您可以使用GroupDocs.Conversion Cloud SDK for python无需安装任何第三方工具或软件。

Sample Python code:

示例 Python 代码:

# Import module
import groupdocs_conversion_cloud

# Get your app_sid and app_key at https://dashboard.groupdocs.cloud (free registration is required).
app_sid = "xxxxxx-xxxx-xxxx-xxxx-xxxxxxxxxx"
app_key = "xxxxxxxxxxxxxxxxxxxxxxxxxxxxxxxx"

# Create instance of the API
convert_api = groupdocs_conversion_cloud.ConvertApi.from_keys(app_sid, app_key)
file_api = groupdocs_conversion_cloud.FileApi.from_keys(app_sid, app_key)

try:

        #upload soruce file to storage
        filename = 'Sample.pdf'
        remote_name = 'Sample.pdf'
        output_name= 'sample.docx'
        strformat='docx'

        request_upload = groupdocs_conversion_cloud.UploadFileRequest(remote_name,filename)
        response_upload = file_api.upload_file(request_upload)
        #Convert PDF to Word document
        settings = groupdocs_conversion_cloud.ConvertSettings()
        settings.file_path =remote_name
        settings.format = strformat
        settings.output_path = output_name

        loadOptions = groupdocs_conversion_cloud.PdfLoadOptions()
        loadOptions.hide_pdf_annotations = True
        loadOptions.remove_embedded_files = False
        loadOptions.flatten_all_fields = True

        settings.load_options = loadOptions

        convertOptions = groupdocs_conversion_cloud.DocxConvertOptions()
        convertOptions.from_page = 1
        convertOptions.pages_count = 1

        settings.convert_options = convertOptions
 .               
        request = groupdocs_conversion_cloud.ConvertDocumentRequest(settings)
        response = convert_api.convert_document(request)

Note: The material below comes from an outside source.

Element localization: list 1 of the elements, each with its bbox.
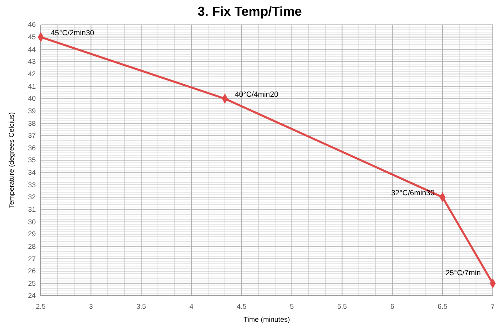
chart-title: 3. Fix Temp/Time (198, 4, 302, 19)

        print("Document converted successfully: " + str(response))
except groupdocs_conversion_cloud.ApiException as e:
        print("Exception when calling get_supported_conversion_types: {0}".format(e.message))

I'm developer evangelist at aspose.

我是 aspose 的开发人员布道者。

回答by eleks007

If you want to convert PDF -> MS Word type file like docx, I came across this.

如果你想转换 PDF -> MS Word 类型的文件,比如 docx,我遇到了这个.

Ahsin Shabbirwrote:

阿辛·沙比尔写道:

import glob
import win32com.client
import os

word = win32com.client.Dispatch("Word.Application")
word.visible = 0

pdfs_path = "" # folder where the .pdf files are stored
for i, doc in enumerate(glob.iglob(pdfs_path+"*.pdf")):
    print(doc)
    filename = doc.split('\')[-1]
    in_file = os.path.abspath(doc)
    print(in_file)
    wb = word.Documents.Open(in_file)
    out_file = os.path.abspath(reqs_path +filename[0:-4]+ ".docx".format(i))
    print("outfile\n",out_file)
    wb.SaveAs2(out_file, FileFormat=16) # file format for docx
    print("success...")
    wb.Close()

word.Quit()

This worked like a charm for me, converted 500 pages PDF with formatting and images.

这对我来说就像一个魅力,转换了 500 页的 PDF 格式和图像。